In a recent ABC News Nightline interview, he made statements said about not connecting to the Black Lives Matter that bothered me more than his demeaning lyrics. When I first heard about his interview, I didn’t believe it. I mean, next to Kanye West telling the world that “George W. Bush doesn’t care about black people,” Lil Wayne was one of the most influential celebrity advocates for the black community after Hurricane Katrina hit New Orleans in 2005. I specifically remember my thumb being glued to the replay button on my MP3 player every time the song Tie My Hands (ft. Robin Thicke) ended. The sentiment and vulnerability in that track used to bring me to tears.
One of the verses says:
Excuse me if I’m on one, and don’t trip if I light one/ I walk a tight one/ They try to tell me keep my eyes open/ My whole city under water, some people still floatin’/ Then they wonder why black people still voting/ Cause your presidents still chokin’/
I rocked with those lyrics, like I rock with the Black Lives Matter movement. I understand that everyone has their right to an opinion, and it is possible that beliefs and thoughts can change. However, the one thing that hasn’t changed about Lil Wayne is the fact that he’s a black man.

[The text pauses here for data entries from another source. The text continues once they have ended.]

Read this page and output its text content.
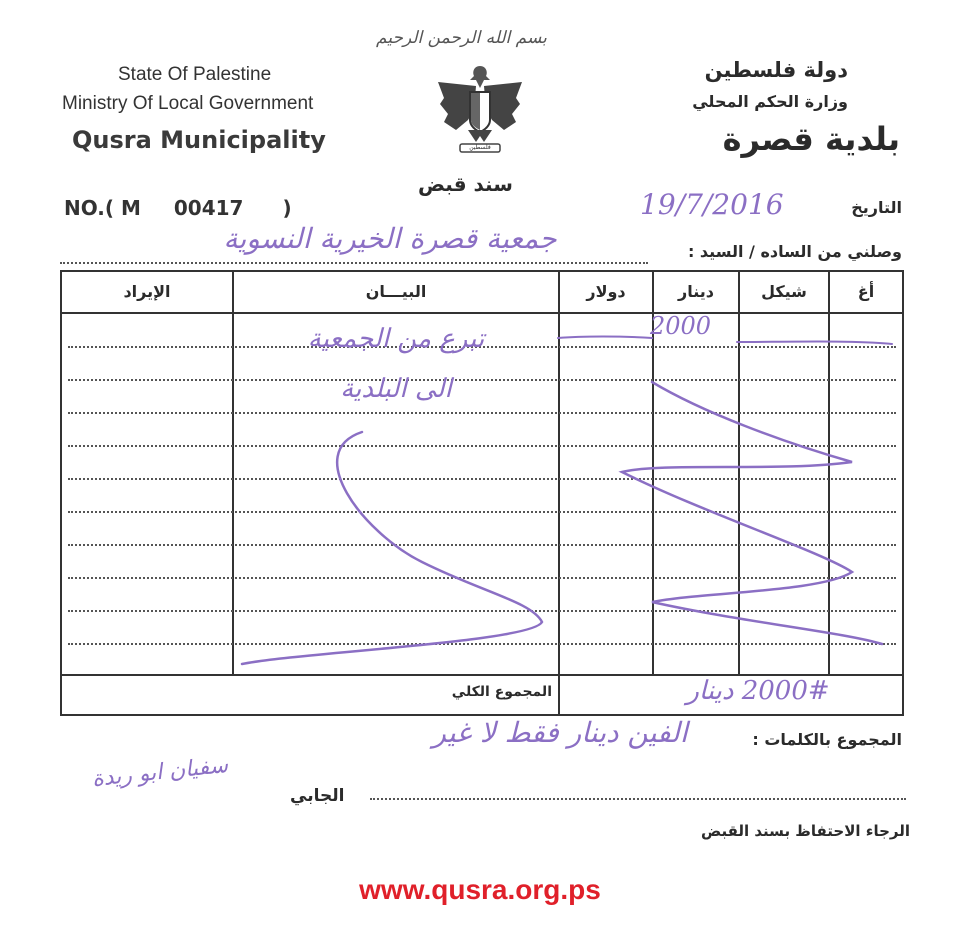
بسم الله الرحمن الرحيم
State Of Palestine
Ministry Of Local Government
Qusra Municipality
دولة فلسطين
وزارة الحكم المحلي
بلدية قصرة
فلسطين
سند قبض
NO.( M 00417 )	التاريخ
19/7/2016
وصلني من الساده / السيد :
جمعية قصرة الخيرية النسوية
أغ
شيكل
دينار
دولار
البيـــان
الإيراد
المجموع الكلي
2000
تبرع من الجمعية
الى البلدية
2000# دينار
المجموع بالكلمات :
الفين دينار فقط لا غير
الجابي
سفيان ابو ريدة
الرجاء الاحتفاظ بسند القبض
www.qusra.org.ps
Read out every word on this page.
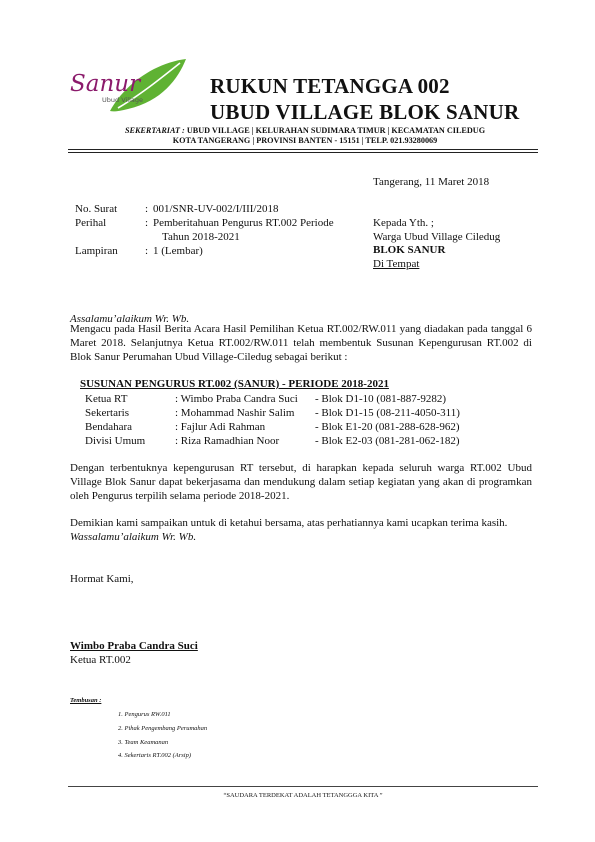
Sanur
Ubud Village
RUKUN TETANGGA 002
UBUD VILLAGE BLOK SANUR
SEKERTARIAT : UBUD VILLAGE | KELURAHAN SUDIMARA TIMUR | KECAMATAN CILEDUG
KOTA TANGERANG | PROVINSI BANTEN - 15151 | TELP. 021.93280069
Tangerang, 11 Maret 2018
No. Surat	: 001/SNR-UV-002/I/III/2018
Perihal	: Pemberitahuan Pengurus RT.002 Periode
Tahun 2018-2021
Lampiran : 1 (Lembar)
Kepada Yth. ;
Warga Ubud Village Ciledug
BLOK SANUR
Di Tempat
Assalamu’alaikum Wr. Wb.
Mengacu pada Hasil Berita Acara Hasil Pemilihan Ketua RT.002/RW.011 yang diadakan pada tanggal 6 Maret 2018. Selanjutnya Ketua RT.002/RW.011 telah membentuk Susunan Kepengurusan RT.002 di Blok Sanur Perumahan Ubud Village-Ciledug sebagai berikut :
SUSUNAN PENGURUS RT.002 (SANUR) - PERIODE 2018-2021
Ketua RT	: Wimbo Praba Candra Suci - Blok D1-10 (081-887-9282)
Sekertaris	: Mohammad Nashir Salim - Blok D1-15 (08-211-4050-311)
Bendahara	: Fajlur Adi Rahman	- Blok E1-20 (081-288-628-962)
Divisi Umum	: Riza Ramadhian Noor	- Blok E2-03 (081-281-062-182)
Dengan terbentuknya kepengurusan RT tersebut, di harapkan kepada seluruh warga RT.002 Ubud Village Blok Sanur dapat bekerjasama dan mendukung dalam setiap kegiatan yang akan di programkan oleh Pengurus terpilih selama periode 2018-2021.
Demikian kami sampaikan untuk di ketahui bersama, atas perhatiannya kami ucapkan terima kasih.
Wassalamu’alaikum Wr. Wb.
Hormat Kami,
Wimbo Praba Candra Suci
Ketua RT.002
Tembusan :
1. Pengurus RW.011
2. Pihak Pengembang Perumahan
3. Team Keamanan
4. Sekertaris RT.002 (Arsip)
“SAUDARA TERDEKAT ADALAH TETANGGGA KITA ”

His statements became hypocritical in the interview after this. “I am a young, black, rich motherfucker. If that don’t let you know that America understands black people I don’t what is. Don’t come at me with that shit, okay. My life matters, especially to my bitches,” said Wayne. But didn’t he once reference the fact that the President (i.e. Head of America) wasn’t standing up for black people? Let’s be clear, Lil Wayne is a black man in America who came from the hood. Of all people, he should know that racism exists. It seems that at one time he did, but maybe the fame has tainted his view.

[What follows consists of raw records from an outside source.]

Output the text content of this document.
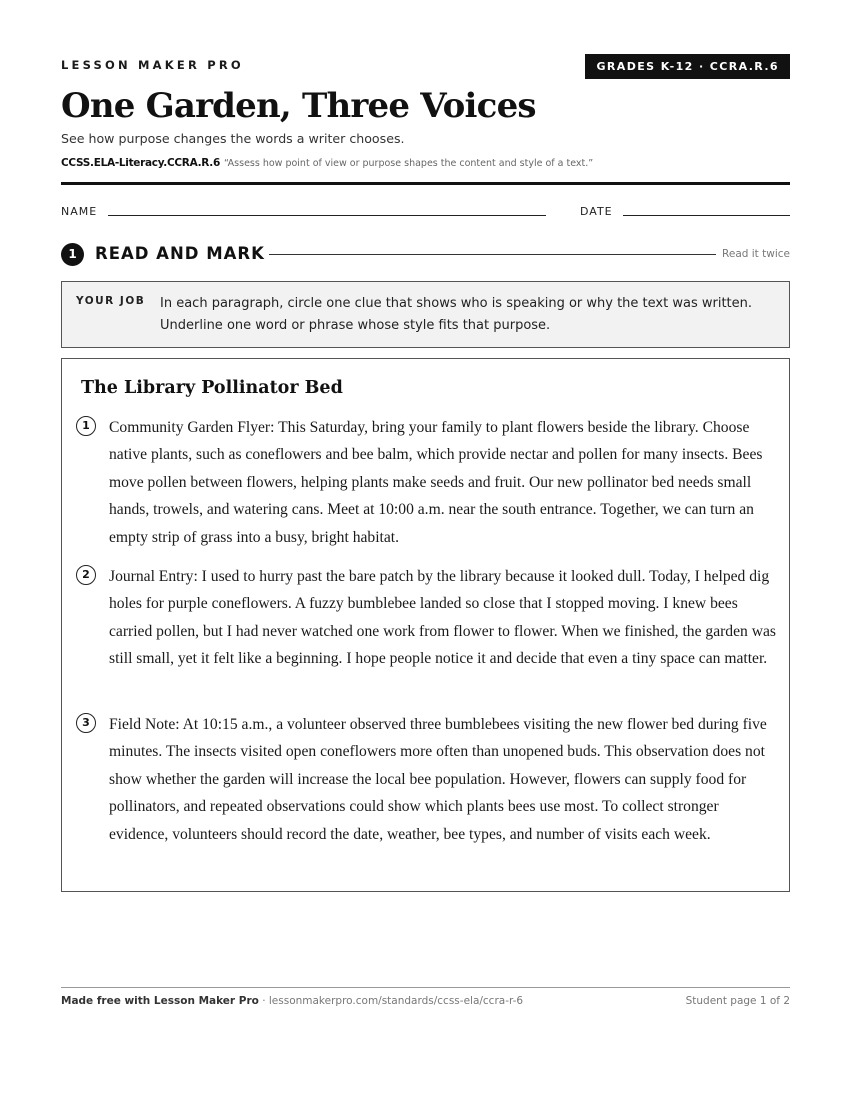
LESSON MAKER PRO	GRADES K-12 · CCRA.R.6
One Garden, Three Voices
See how purpose changes the words a writer chooses.
CCSS.ELA-Literacy.CCRA.R.6 “Assess how point of view or purpose shapes the content and style of a text.”
NAME	DATE
1	READ AND MARK	Read it twice
YOUR JOB In each paragraph, circle one clue that shows who is speaking or why the text was written. Underline one word or phrase whose style fits that purpose.
The Library Pollinator Bed
1	Community Garden Flyer: This Saturday, bring your family to plant flowers beside the library. Choose native plants, such as coneflowers and bee balm, which provide nectar and pollen for many insects. Bees move pollen between flowers, helping plants make seeds and fruit. Our new pollinator bed needs small hands, trowels, and watering cans. Meet at 10:00 a.m. near the south entrance. Together, we can turn an empty strip of grass into a busy, bright habitat.
2	Journal Entry: I used to hurry past the bare patch by the library because it looked dull. Today, I helped dig holes for purple coneflowers. A fuzzy bumblebee landed so close that I stopped moving. I knew bees carried pollen, but I had never watched one work from flower to flower. When we finished, the garden was still small, yet it felt like a beginning. I hope people notice it and decide that even a tiny space can matter.
3	Field Note: At 10:15 a.m., a volunteer observed three bumblebees visiting the new flower bed during five minutes. The insects visited open coneflowers more often than unopened buds. This observation does not show whether the garden will increase the local bee population. However, flowers can supply food for pollinators, and repeated observations could show which plants bees use most. To collect stronger evidence, volunteers should record the date, weather, bee types, and number of visits each week.
Made free with Lesson Maker Pro · lessonmakerpro.com/standards/ccss-ela/ccra-r-6	Student page 1 of 2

In his track Cry Out he speaks on police brutality:
Ghetto birds still shittin’ on us, government still quittin’ on us/So we got the names writtin’ on us/White folks still spittin’ on us/And then bitch ass police canines, teeth still grittin’ on us/
So, he can acknowledge police brutality, but in the interview he says “don’t feel connected to a damn thing that ain’t got to do with me. If you do, you crazy as shit. You. I’m connected to this flag right here. I’m a gangbanger man. I’m connected.” That’s ridiculous. Clearly, his months away in prison at Rikers Island made him forget where he came from.

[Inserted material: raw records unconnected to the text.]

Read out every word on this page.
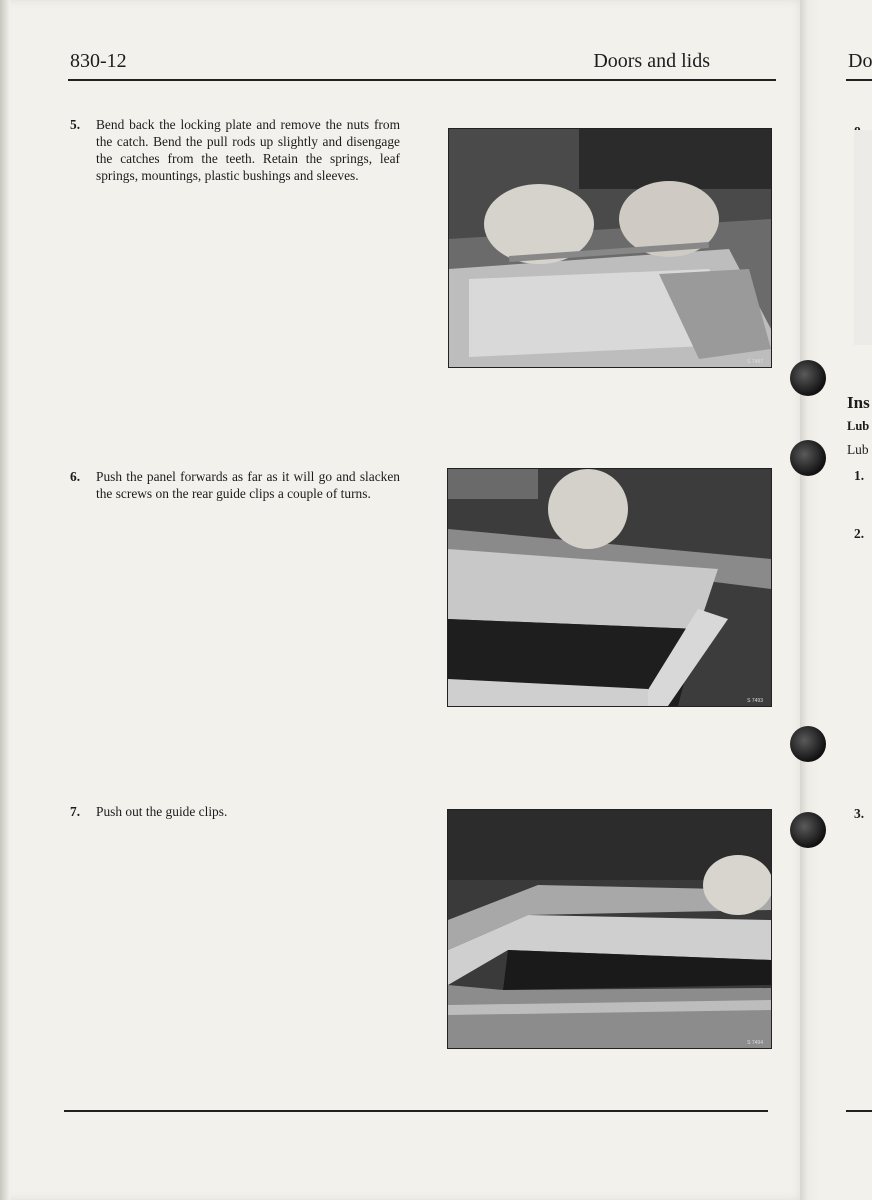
830-12	Doors and lids
5.	Bend back the locking plate and remove the nuts from the catch. Bend the pull rods up slightly and disengage the catches from the teeth. Retain the springs, leaf springs, mountings, plastic bushings and sleeves.
S 7487
6.	Push the panel forwards as far as it will go and slacken the screws on the rear guide clips a couple of turns.
S 7493
7.	Push out the guide clips.
S 7494
Do
Ins
Lub
Lub
1.
2.
3.
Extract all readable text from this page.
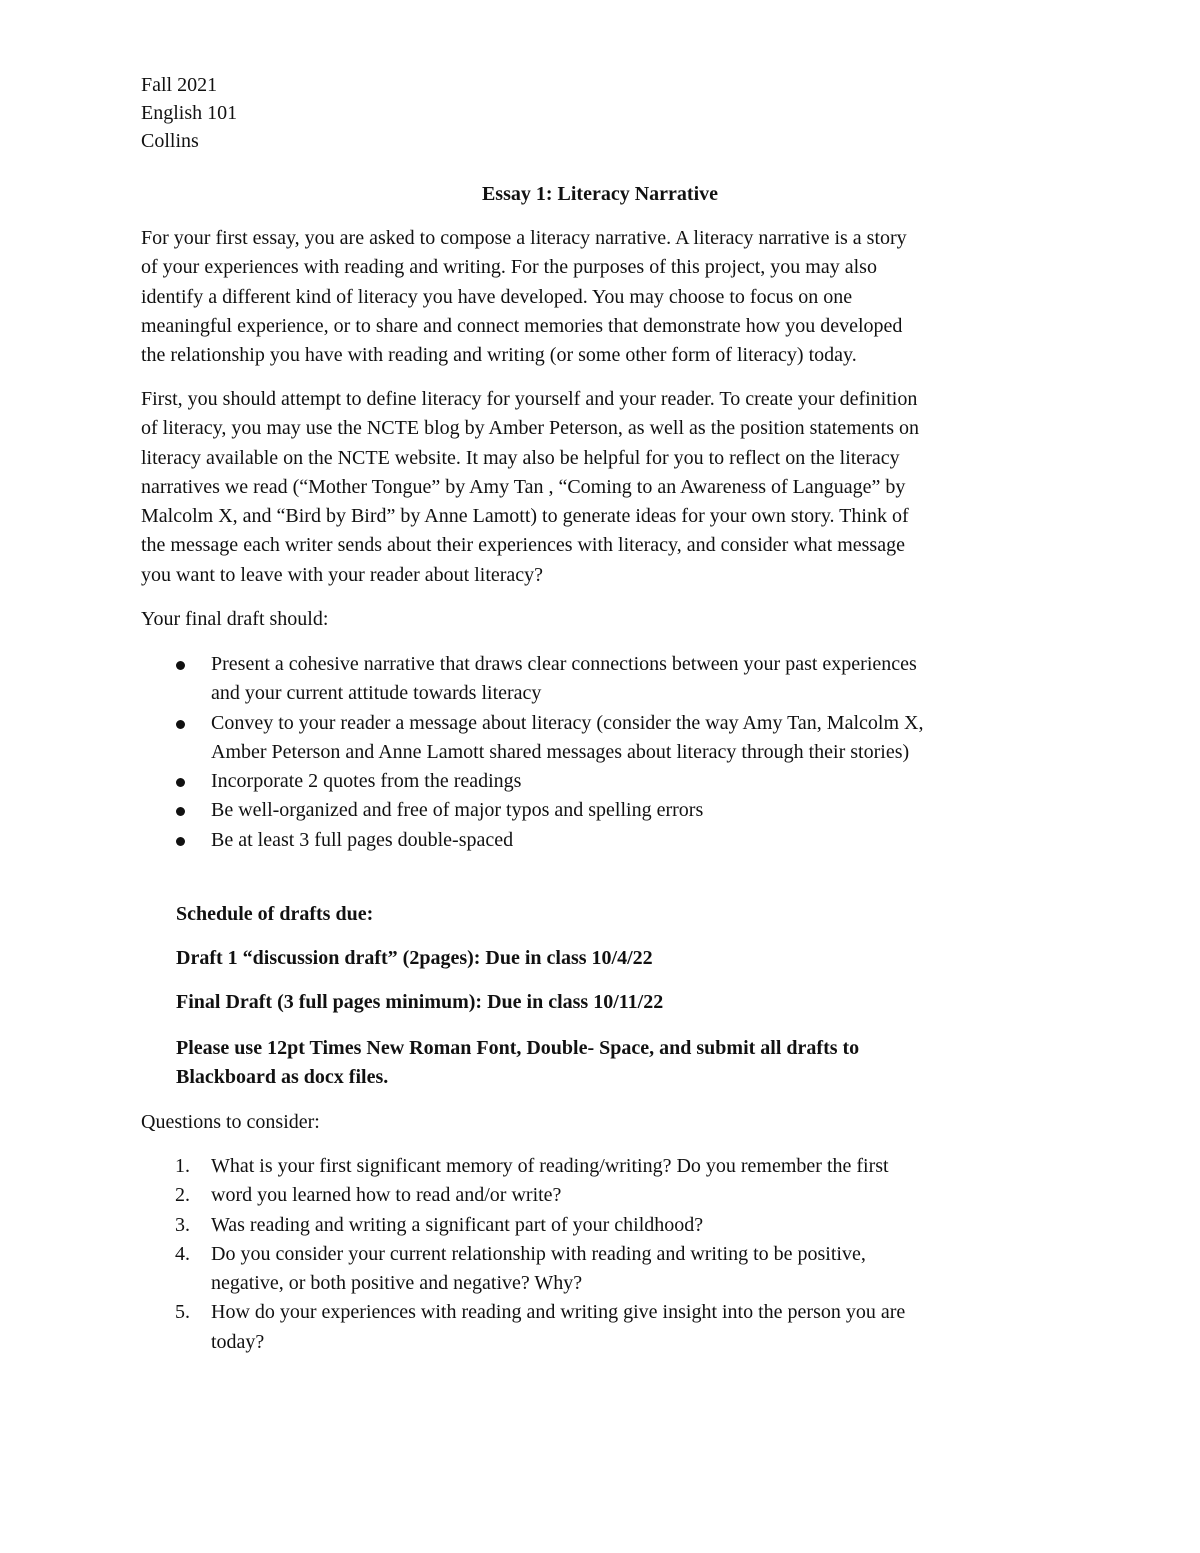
Fall 2021

English 101

Collins

Essay 1: Literacy Narrative

For your first essay, you are asked to compose a literacy narrative. A literacy narrative is a story
of your experiences with reading and writing. For the purposes of this project, you may also
identify a different kind of literacy you have developed. You may choose to focus on one
meaningful experience, or to share and connect memories that demonstrate how you developed
the relationship you have with reading and writing (or some other form of literacy) today.

First, you should attempt to define literacy for yourself and your reader. To create your definition
of literacy, you may use the NCTE blog by Amber Peterson, as well as the position statements on
literacy available on the NCTE website. It may also be helpful for you to reflect on the literacy
narratives we read (“Mother Tongue” by Amy Tan , “Coming to an Awareness of Language” by
Malcolm X, and “Bird by Bird” by Anne Lamott) to generate ideas for your own story. Think of
the message each writer sends about their experiences with literacy, and consider what message
you want to leave with your reader about literacy?

Your final draft should:

Present a cohesive narrative that draws clear connections between your past experiences
and your current attitude towards literacy
Convey to your reader a message about literacy (consider the way Amy Tan, Malcolm X,
Amber Peterson and Anne Lamott shared messages about literacy through their stories)
Incorporate 2 quotes from the readings
Be well-organized and free of major typos and spelling errors
Be at least 3 full pages double-spaced

Schedule of drafts due:

Draft 1 “discussion draft” (2pages): Due in class 10/4/22

Final Draft (3 full pages minimum): Due in class 10/11/22

Please use 12pt Times New Roman Font, Double- Space, and submit all drafts to
Blackboard as docx files.

Questions to consider:

1. What is your first significant memory of reading/writing? Do you remember the first
2. word you learned how to read and/or write?
3. Was reading and writing a significant part of your childhood?
4. Do you consider your current relationship with reading and writing to be positive,
negative, or both positive and negative? Why?
5. How do your experiences with reading and writing give insight into the person you are
today?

So, when he talks about being a man, it includes being an example. He only became the hip-hop legend that he is, because he sold his first million records to a generation of young black and brown men who related to the street life that he came from. Just because white boys jumped on the bandwagon when hip-hop became cool, it doesn’t change the fact that he will forever be connected to those young street negroes who look up to him. Because of that he should always feel a connection to the Black Lives Matter movement.